Император Генрих был настоящий великий властелин: умел самый большой вздор провозглашать как откровение. Ибо глупцы ничего другого и не желают.
Они глотают обычную пищу.
На лице Евпраксии замерла жесткая и вопрошающая улыбка… Она совершенно свободна теперь от всего: от этих людей, их выкриков, их невежества, их императора. Горе свое она перенесет сама. А Генриху сказала все, что хотела. И так, как хотела. Ради этого можно вытерпеть даже эту дикарскую ночь в только что завоеванном замке. Больше она не запачкается в их грязи.
Император заметил улыбку Евпраксии. Улыбку сильной. Не знал, как вести себя, – женщина стала для него отныне еще загадочней и неприступней.
На выручку надо было, по обыкновению, звать собственное бесстыдство.
– Заубуш! – позвал он барона. – Где шпильманы? Шальке, Рюде, черт возьми, уснули?
В самом деле, где же императорские любимцы Шальке и Рюде? Генрих без них, как без Заубуша. Троица дополняла друг друга, была как бы трехглавым верным псом императорским, хотя никогда еще земля не рождала столь неодинаковых людей. Про Заубуша уже немало сказано, он не менялся, не старел, силы его не иссякали никогда и нигде, в нем и впрямь было что-то от дьяволов земли и неба, жил только императором, не выслужил себе ни богатств, ни знатной семьи, не имел никого близкого. Генрих спьяну шутил на пиршествах, обещая:
– Вот заставлю по всей империи отдавать тебе в налог за выпасы в лесах каждую седьмую свинью, и станешь ты тогда самым богатым человеком.
Прозовут тебя: "Заубуш – седьмая свинья!"
Гоготали бароны, гоготал сам Заубуш, отшучивался: "Согласен быть даже не седьмой, а десятой свиньей!"
Шальке, наверное, превосходил умом даже Заубуша, но ум свой придерживал, хорошо понимая, что поперед барона толкаться не след. Свой природный и довольно злой ум тратил на всякие гадкие затеи и паскудства, немало тем веселя императора. Ухитрялся привязать епископу под одно из его многочисленных широченных одеяний… козу, и та вдруг во время проповеди в соборе начинала жалобно блеять… Прибивал плащ рыцаря гвоздем к полу, когда рыцарь ровно кнехт стоял неподвижно пред императором, и не мог рыцарь сойти с места и падал вдруг на колени, в ужасе полагая, что отнялись у него ноги… Иль еще пакостная шутка: за пиршеством преподносил от имени императора какому-нибудь барону кубок, наполненный… мочой, и бедняга должен был выпить до дна – раз от императорского имени!
Шальке был высокого роста, с шеей столь длинной, будто это все его тулово упрямо вылезает все вверх и вверх из выреза рубахи; впечатление нахально-бесстыжей наготы шута подкрепляло и лицо Шальке, на котором не выросло ни одной волосинки, в особенности же глазами без ресниц, блудливыми, по-гадючьи бесцветными и опустошенными.

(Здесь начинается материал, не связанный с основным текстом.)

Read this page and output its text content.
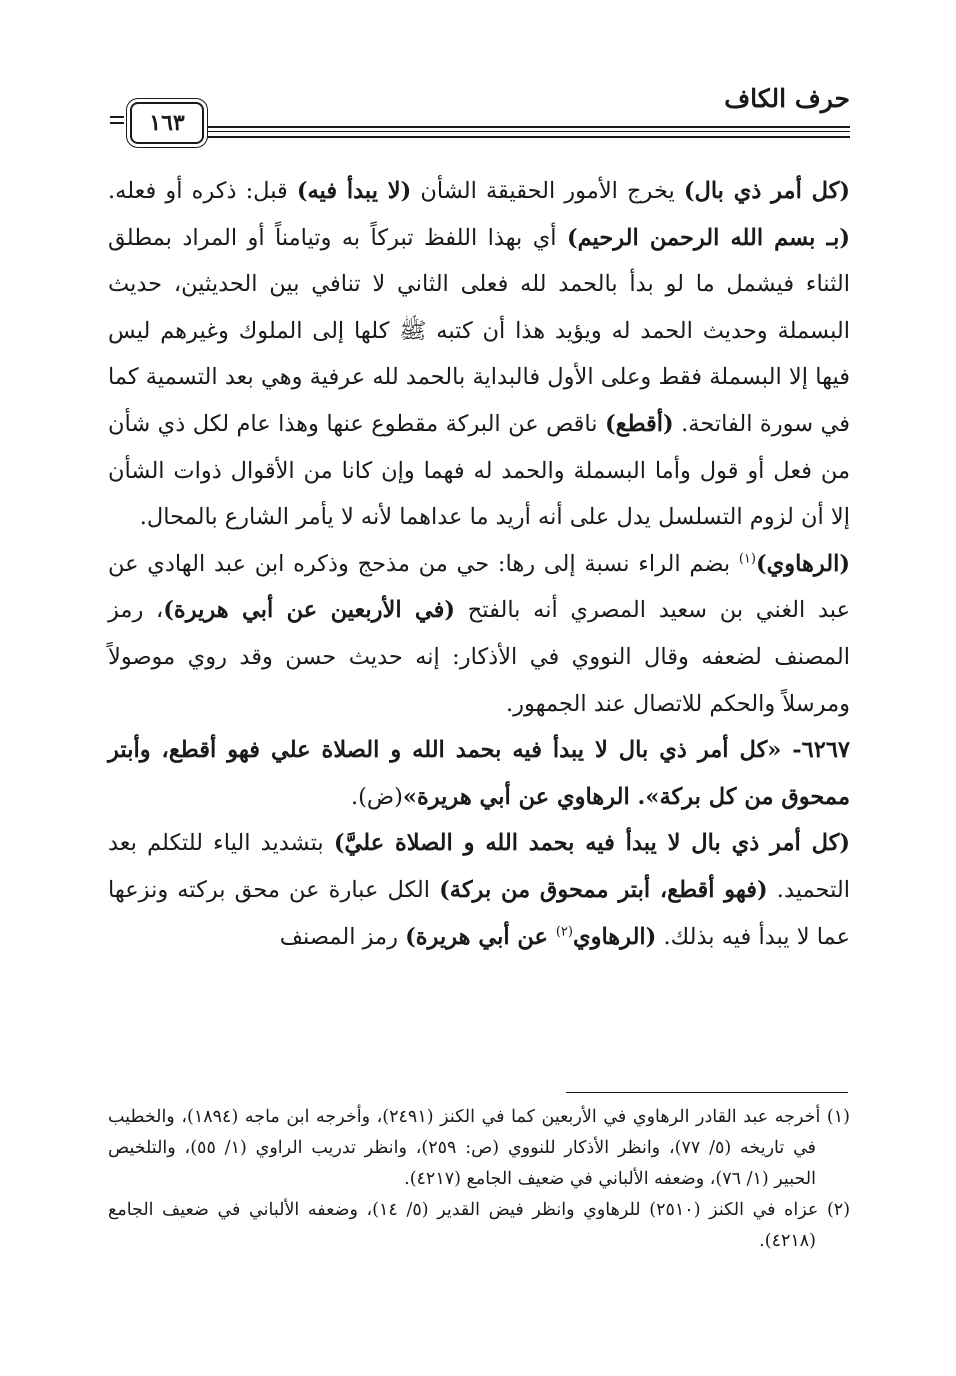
حرف الكاف
١٦٣

(كل أمر ذي بال) يخرج الأمور الحقيقة الشأن (لا يبدأ فيه) قبل: ذكره أو فعله. (بـ بسم الله الرحمن الرحيم) أي بهذا اللفظ تبركاً به وتيامناً أو المراد بمطلق الثناء فيشمل ما لو بدأ بالحمد لله فعلى الثاني لا تنافي بين الحديثين، حديث البسملة وحديث الحمد له ويؤيد هذا أن كتبه ﷺ كلها إلى الملوك وغيرهم ليس فيها إلا البسملة فقط وعلى الأول فالبداية بالحمد لله عرفية وهي بعد التسمية كما في سورة الفاتحة. (أقطع) ناقص عن البركة مقطوع عنها وهذا عام لكل ذي شأن من فعل أو قول وأما البسملة والحمد له فهما وإن كانا من الأقوال ذوات الشأن إلا أن لزوم التسلسل يدل على أنه أريد ما عداهما لأنه لا يأمر الشارع بالمحال.

(الرهاوي)$^{(١)}$ بضم الراء نسبة إلى رها: حي من مذحج وذكره ابن عبد الهادي عن عبد الغني بن سعيد المصري أنه بالفتح (في الأربعين عن أبي هريرة)، رمز المصنف لضعفه وقال النووي في الأذكار: إنه حديث حسن وقد روي موصولاً ومرسلاً والحكم للاتصال عند الجمهور.

٦٢٦٧- «كل أمر ذي بال لا يبدأ فيه بحمد الله و الصلاة علي فهو أقطع، وأبتر ممحوق من كل بركة». الرهاوي عن أبي هريرة»(ض).

(كل أمر ذي بال لا يبدأ فيه بحمد الله و الصلاة عليَّ) بتشديد الياء للتكلم بعد التحميد. (فهو أقطع، أبتر ممحوق من بركة) الكل عبارة عن محق بركته ونزعها عما لا يبدأ فيه بذلك. (الرهاوي$^{(٢)}$ عن أبي هريرة) رمز المصنف

(١) أخرجه عبد القادر الرهاوي في الأربعين كما في الكنز (٢٤٩١)، وأخرجه ابن ماجه (١٨٩٤)، والخطيب في تاريخه (٥/ ٧٧)، وانظر الأذكار للنووي (ص: ٢٥٩)، وانظر تدريب الراوي (١/ ٥٥)، والتلخيص الحبير (١/ ٧٦)، وضعفه الألباني في ضعيف الجامع (٤٢١٧).

(٢) عزاه في الكنز (٢٥١٠) للرهاوي وانظر فيض القدير (٥/ ١٤)، وضعفه الألباني في ضعيف الجامع (٤٢١٨).
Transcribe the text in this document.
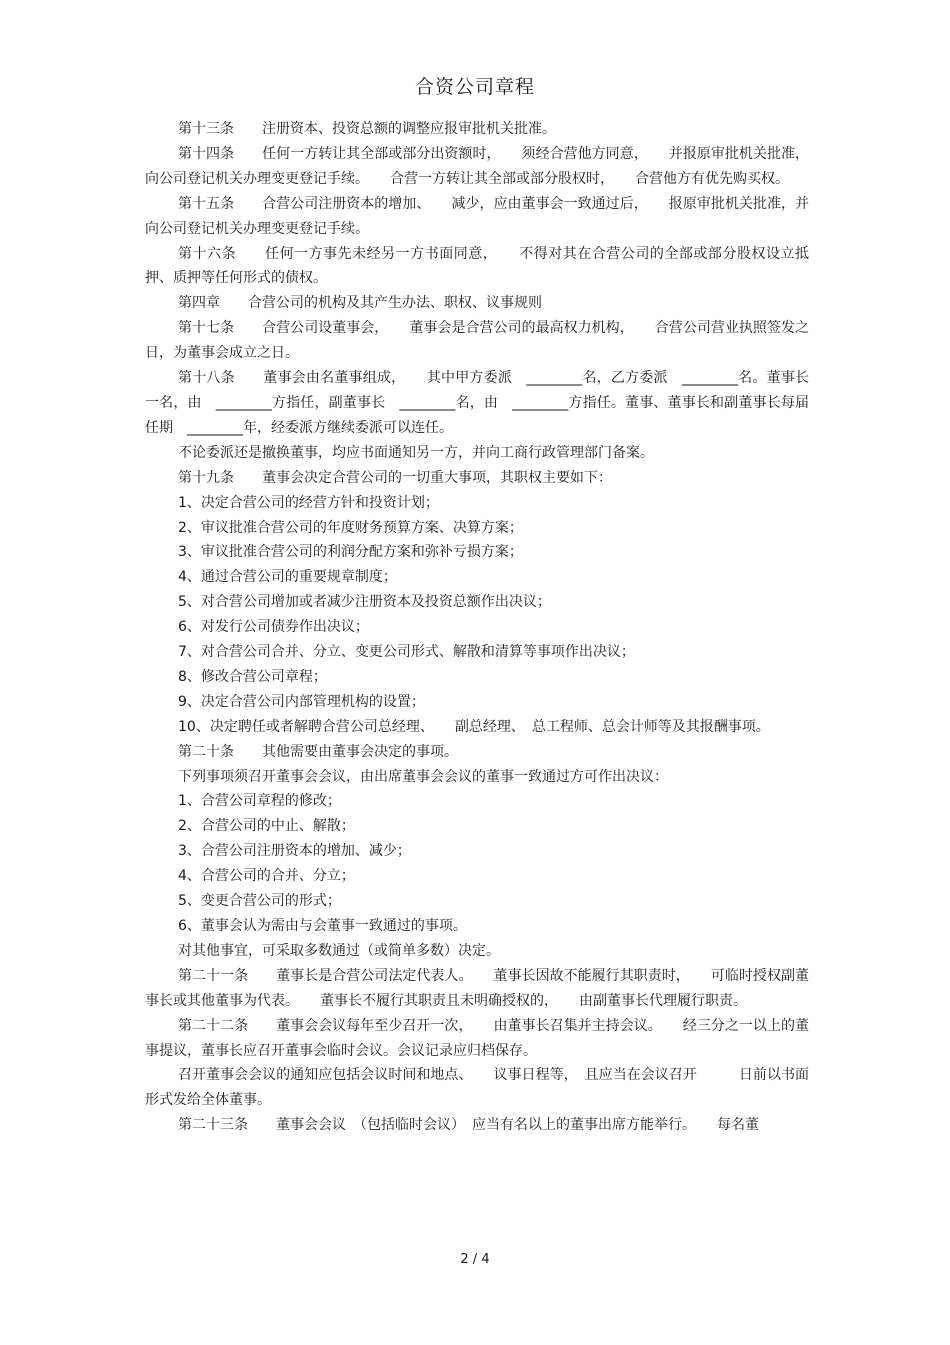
合资公司章程

第十三条　　注册资本、投资总额的调整应报审批机关批准。

第十四条　　任何一方转让其全部或部分出资额时，　　须经合营他方同意，　　并报原审批机关批准，向公司登记机关办理变更登记手续。　　合营一方转让其全部或部分股权时，　　合营他方有优先购买权。

第十五条　　合营公司注册资本的增加、　　减少，应由董事会一致通过后，　　报原审批机关批准，并向公司登记机关办理变更登记手续。

第十六条　　任何一方事先未经另一方书面同意，　　不得对其在合营公司的全部或部分股权设立抵押、质押等任何形式的债权。

第四章　　合营公司的机构及其产生办法、职权、议事规则

第十七条　　合营公司设董事会，　　董事会是合营公司的最高权力机构，　　合营公司营业执照签发之日，为董事会成立之日。

第十八条　　董事会由名董事组成，　　其中甲方委派　________名，乙方委派　________名。董事长一名，由　________方指任，副董事长　________名，由　________方指任。董事、董事长和副董事长每届任期　________年，经委派方继续委派可以连任。

不论委派还是撤换董事，均应书面通知另一方，并向工商行政管理部门备案。

第十九条　　董事会决定合营公司的一切重大事项，其职权主要如下：

1、决定合营公司的经营方针和投资计划；

2、审议批准合营公司的年度财务预算方案、决算方案；

3、审议批准合营公司的利润分配方案和弥补亏损方案；

4、通过合营公司的重要规章制度；

5、对合营公司增加或者减少注册资本及投资总额作出决议；

6、对发行公司债券作出决议；

7、对合营公司合并、分立、变更公司形式、解散和清算等事项作出决议；

8、修改合营公司章程；

9、决定合营公司内部管理机构的设置；

10、决定聘任或者解聘合营公司总经理、　　副总经理、　总工程师、总会计师等及其报酬事项。

第二十条　　其他需要由董事会决定的事项。

下列事项须召开董事会会议，由出席董事会会议的董事一致通过方可作出决议：

1、合营公司章程的修改；

2、合营公司的中止、解散；

3、合营公司注册资本的增加、减少；

4、合营公司的合并、分立；

5、变更合营公司的形式；

6、董事会认为需由与会董事一致通过的事项。

对其他事宜，可采取多数通过（或简单多数）决定。

第二十一条　　董事长是合营公司法定代表人。　　董事长因故不能履行其职责时，　　可临时授权副董事长或其他董事为代表。　　董事长不履行其职责且未明确授权的，　　由副董事长代理履行职责。

第二十二条　　董事会会议每年至少召开一次，　　由董事长召集并主持会议。　　经三分之一以上的董事提议，董事长应召开董事会临时会议。会议记录应归档保存。

召开董事会会议的通知应包括会议时间和地点、　　议事日程等，　且应当在会议召开　　　日前以书面形式发给全体董事。

第二十三条　　董事会会议　（包括临时会议）　应当有名以上的董事出席方能举行。　　每名董

2 / 4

Если "слава" Шальке заключалась в наглости ума, то у Рюде она сосредоточилась вся в руках. В отличие от Шальке Рюде был тяжел, головаст, с мордой как решето. Отличался придурковатостью, зато никто не мог сравняться с ним в силе. Однажды он застал свою жену голой в бане и какого-то рыцаря рядышком там же – так Рюде опрокинул деревянную баню, раскрыл этих голых взорам всех, кто пожелал посмотреть и посмеяться. Меч скручивал руками, будто мокрое белье. Сидя в крепко притороченном седле, мог ухватиться за верхнюю перекладину ворот и оторвать коня от земли.
Танцевал на пирах вокруг стола, держа бочку пива на плечах. Выдавливал в горсти из орехов масло. Голова у Рюде была такая крепкая, что пробивал ею ворота, как тараном.
А самое удивительное – в этой твердой, подобно колотушке, голове подчас рождались смешливые песенки, Шальке вмиг подыгрывал товарищу на лютне, и вот уж император утешен, и всем весело от новой песенки, которая слагалась у шутов по любому поводу.
Шальке! Рюде! Они предстали; бренькнули струны, и два голоса – один пронзительно-прерывистый, другой хриплый и густой – начали и довели до конца гадкую свою придумку. Никогда не подумала бы Евпраксия, что император позволит своим шутам так протоптаться по ее горю, по душе и сердцу, да вот позволил.